1. Create virtual environment:

cd components/resc-vcs-scanner
pip install virtualenv
virtualenv venv
source venv/Scripts/activate

2. Install resc_vcs_scanner package:

pip install -e .

3. Set below environment variables:

 export RESC_RABBITMQ_SERVICE_HOST=127.0.0.1   #  The hostname/IP address of the rabbitmq server
 export RESC_RABBITMQ_SERVICE_PORT_AMQP=30902  #  The amqp port of the rabbitmq server
 export RABBITMQ_DEFAULT_VHOST=resc-rabbitmq   #  The virtual host name of the rabbitmq server
 export RABBITMQ_USERNAME=queue_user    #  The username used to connect to the rabbitmq projects and repositories topics
 export RABBITMQ_PASSWORD="" # The password used to connect to the rabbitmq projects and repositories topics can be found for the value of queues_password field in /deployment/kubernetes/example-values.yaml file
 export RABBITMQ_QUEUE=repositories # The name of the queue from which secret scanner will read repositories
 export RESC_API_NO_AUTH_SERVICE_HOST=127.0.0.1 #  The hostname/IP address where RESC web service is running
 export RESC_API_NO_AUTH_SERVICE_PORT=30900  #  The port number where RESC web service is running
 export VCS_INSTANCES_FILE_PATH="" # The absolute path to vcs_instances_config.json file containing the vcs instances definitions
 export GITHUB_PUBLIC_USERNAME="" # Your GitHub username
 export GITHUB_PUBLIC_TOKEN="" #  Your GitHub personal access token
 export GITLEAKS_PATH="" # The absolute path to gitleaks binary executable

You need to replace the following values with your custom values: RABBITMQ_PASSWORD, VCS_INSTANCES_FILE_PATH, GITHUB_PUBLIC_USERNAME, GITHUB_PUBLIC_TOKEN and GITLEAKS_PATH.
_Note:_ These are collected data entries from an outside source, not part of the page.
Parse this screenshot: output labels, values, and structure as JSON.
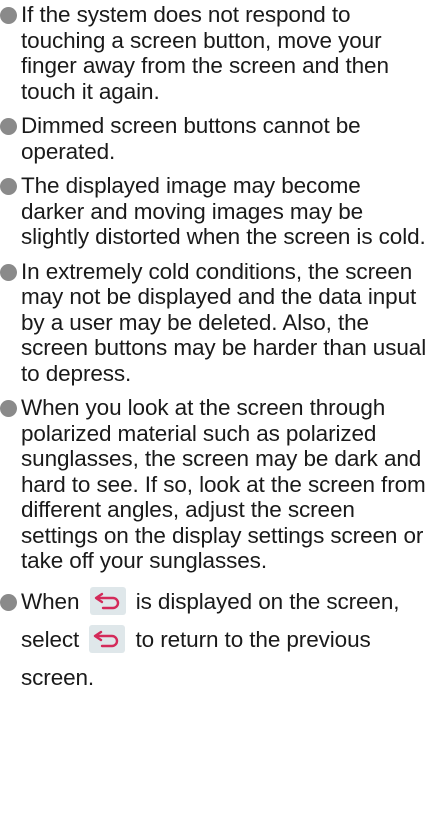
{
  "notes": [
    {
      "text": "If the system does not respond to touching a screen button, move your finger away from the screen and then touch it again."
    },
    {
      "text": "Dimmed screen buttons cannot be operated."
    },
    {
      "text": "The displayed image may become darker and moving images may be slightly distorted when the screen is cold."
    },
    {
      "text": "In extremely cold conditions, the screen may not be displayed and the data input by a user may be deleted. Also, the screen buttons may be harder than usual to depress."
    },
    {
      "text": "When you look at the screen through polarized material such as polarized sunglasses, the screen may be dark and hard to see. If so, look at the screen from different angles, adjust the screen settings on the display settings screen or take off your sunglasses."
    }
  ],
  "back_note": {
    "part1": "When",
    "part2": "is displayed on the screen, select",
    "part3": "to return to the previous screen.",
    "icon": "back-arrow-icon"
  },
  "colors": {
    "bullet": "#8a8a8a",
    "icon_bg": "#dfe7ea",
    "icon_arrow": "#d42a5a",
    "text": "#1a1a1a"
  }
}
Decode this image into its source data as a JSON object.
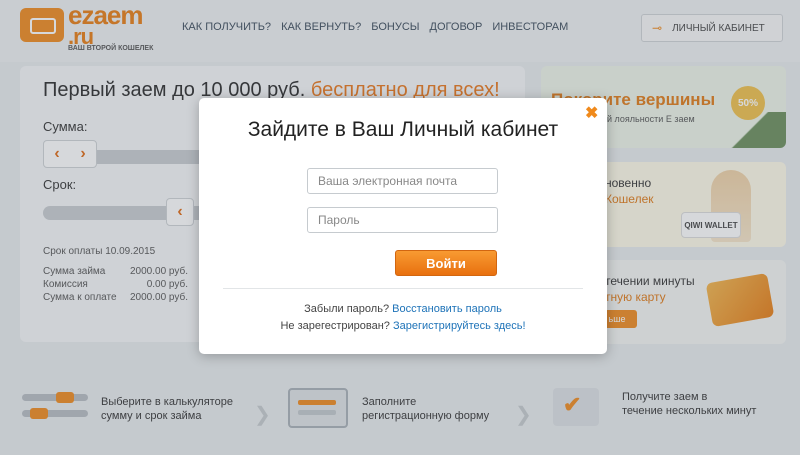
{
  "header": {
    "logo_name": "ezaem",
    "logo_tld": ".ru",
    "logo_tagline": "ВАШ ВТОРОЙ КОШЕЛЕК",
    "nav": [
      {
        "label": "КАК ПОЛУЧИТЬ?"
      },
      {
        "label": "КАК ВЕРНУТЬ?"
      },
      {
        "label": "БОНУСЫ"
      },
      {
        "label": "ДОГОВОР"
      },
      {
        "label": "ИНВЕСТОРАМ"
      }
    ],
    "cabinet_label": "ЛИЧНЫЙ КАБИНЕТ"
  },
  "calculator": {
    "title_main": "Первый заем до 10 000 руб.",
    "title_accent": "бесплатно для всех!",
    "sum_label": "Сумма:",
    "term_label": "Срок:",
    "due_date": "Срок оплаты 10.09.2015",
    "rows": [
      {
        "label": "Сумма займа",
        "value": "2000.00 руб."
      },
      {
        "label": "Комиссия",
        "value": "0.00 руб."
      },
      {
        "label": "Сумма к оплате",
        "value": "2000.00 руб."
      }
    ]
  },
  "promos": {
    "p1_title": "Покорите вершины",
    "p1_sub": "й лояльности Е заем",
    "p1_badge": "50%",
    "p2_line1": "новенно",
    "p2_line2": "Кошелек",
    "p2_logo": "QIWI WALLET",
    "p3_line1": "течении минуты",
    "p3_line2": "тную карту",
    "p3_button": "ьше"
  },
  "steps": [
    {
      "line1": "Выберите в калькуляторе",
      "line2": "сумму и срок займа"
    },
    {
      "line1": "Заполните",
      "line2": "регистрационную форму"
    },
    {
      "line1": "Получите заем в",
      "line2": "течение нескольких минут"
    }
  ],
  "modal": {
    "title": "Зайдите в Ваш Личный кабинет",
    "email_placeholder": "Ваша электронная почта",
    "password_placeholder": "Пароль",
    "login_button": "Войти",
    "forgot_text": "Забыли пароль?",
    "forgot_link": "Восстановить пароль",
    "register_text": "Не зарегестрирован?",
    "register_link": "Зарегистрируйтесь здесь!"
  },
  "colors": {
    "accent": "#f08a1c",
    "link": "#1e73b8"
  }
}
Structure of vcs instances config json

The vcs_instances_config.json file must have the following format: Note: You can add multiple vcs instances.

Preview

Example:

{
  "vcs_instance_1": {
    "name": "GITHUB_PUBLIC",
	"scope": ["kubernetes"], 
    "exceptions": [],
    "provider_type": "GITHUB_PUBLIC",
    "hostname": "github.com",
    "port": "443",
    "scheme": "https",
    "username": "GITHUB_PUBLIC_USERNAME",
    "token": "GITHUB_PUBLIC_TOKEN",
    "organization": ""
  }
}
  • scope: List of GitHub accounts you want to scan. For example, lets'say you want to scan all the repositories for the following GitHub accounts. https://github.com/kubernetes
    https://github.com/docker

    Then you need to add those accounts to scope like: ["kubernetes", "docker"]. All the repositories from those accounts will be scanned.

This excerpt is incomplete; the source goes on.